De conclusie van de rechtbank

25. Het beroep van eiser is ongegrond. Dit betekent dat hij geen gelijk krijgt. Omdat eiser in beroep geen gelijk krijgt, worden de door hem gemaakte proceskosten of het betaalde griffierecht niet vergoed. Het UWV heeft daarom de aanvraag van de WIA‑uitkering van eiser per 24 februari 2021 terecht afgewezen en de mate van arbeidsongeschiktheid vastgesteld op 30,99%.

Beslissing

De rechtbank verklaart het beroep ongegrond.
Deze uitspraak is gedaan op 17 november 2022 door mr. M.A. Broekhuis, rechter, in aanwezigheid van mr. C. Deve, griffier
.
griffier
rechter
De uitspraak is verzonden op
en zal binnen een week na deze datum openbaar gemaakt worden door publicatie op rechtspraak.nl.
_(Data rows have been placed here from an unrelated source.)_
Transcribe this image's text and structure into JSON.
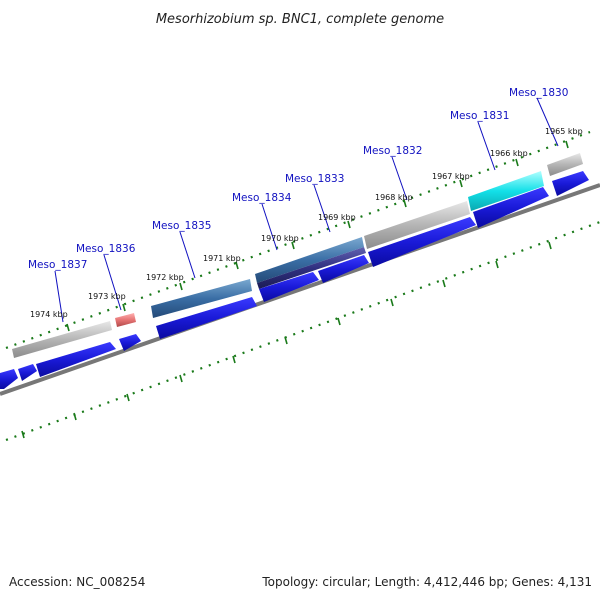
{
  "title": "Mesorhizobium sp. BNC1, complete genome",
  "footer": {
    "accession": "Accession: NC_008254",
    "summary": "Topology: circular; Length: 4,412,446 bp; Genes: 4,131"
  },
  "colors": {
    "forward_cds": "#1a1ad8",
    "gray_feature": "#b8b8b8",
    "pink_feature": "#e57373",
    "steel_feature": "#3a6ea5",
    "navy_feature": "#303080",
    "cyan_feature": "#13e0e8",
    "backbone": "#777777",
    "tick": "#1a7a1a",
    "label": "#1010c0"
  },
  "gene_labels": [
    {
      "name": "Meso_1837"
    },
    {
      "name": "Meso_1836"
    },
    {
      "name": "Meso_1835"
    },
    {
      "name": "Meso_1834"
    },
    {
      "name": "Meso_1833"
    },
    {
      "name": "Meso_1832"
    },
    {
      "name": "Meso_1831"
    },
    {
      "name": "Meso_1830"
    }
  ],
  "kbp_ticks": [
    {
      "label": "1974 kbp"
    },
    {
      "label": "1973 kbp"
    },
    {
      "label": "1972 kbp"
    },
    {
      "label": "1971 kbp"
    },
    {
      "label": "1970 kbp"
    },
    {
      "label": "1969 kbp"
    },
    {
      "label": "1968 kbp"
    },
    {
      "label": "1967 kbp"
    },
    {
      "label": "1966 kbp"
    },
    {
      "label": "1965 kbp"
    }
  ]
}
Als u het niet eens bent met deze uitspraak

Als u het niet eens bent met deze uitspraak, kunt u een brief sturen naar de Centrale Raad van Beroep waarin u uitlegt waarom u het er niet mee eens bent. Dit heet een beroepschrift. U moet dit beroepschrift indienen binnen 6 weken na de dag waarop deze uitspraak is verzonden. U ziet deze datum hierboven.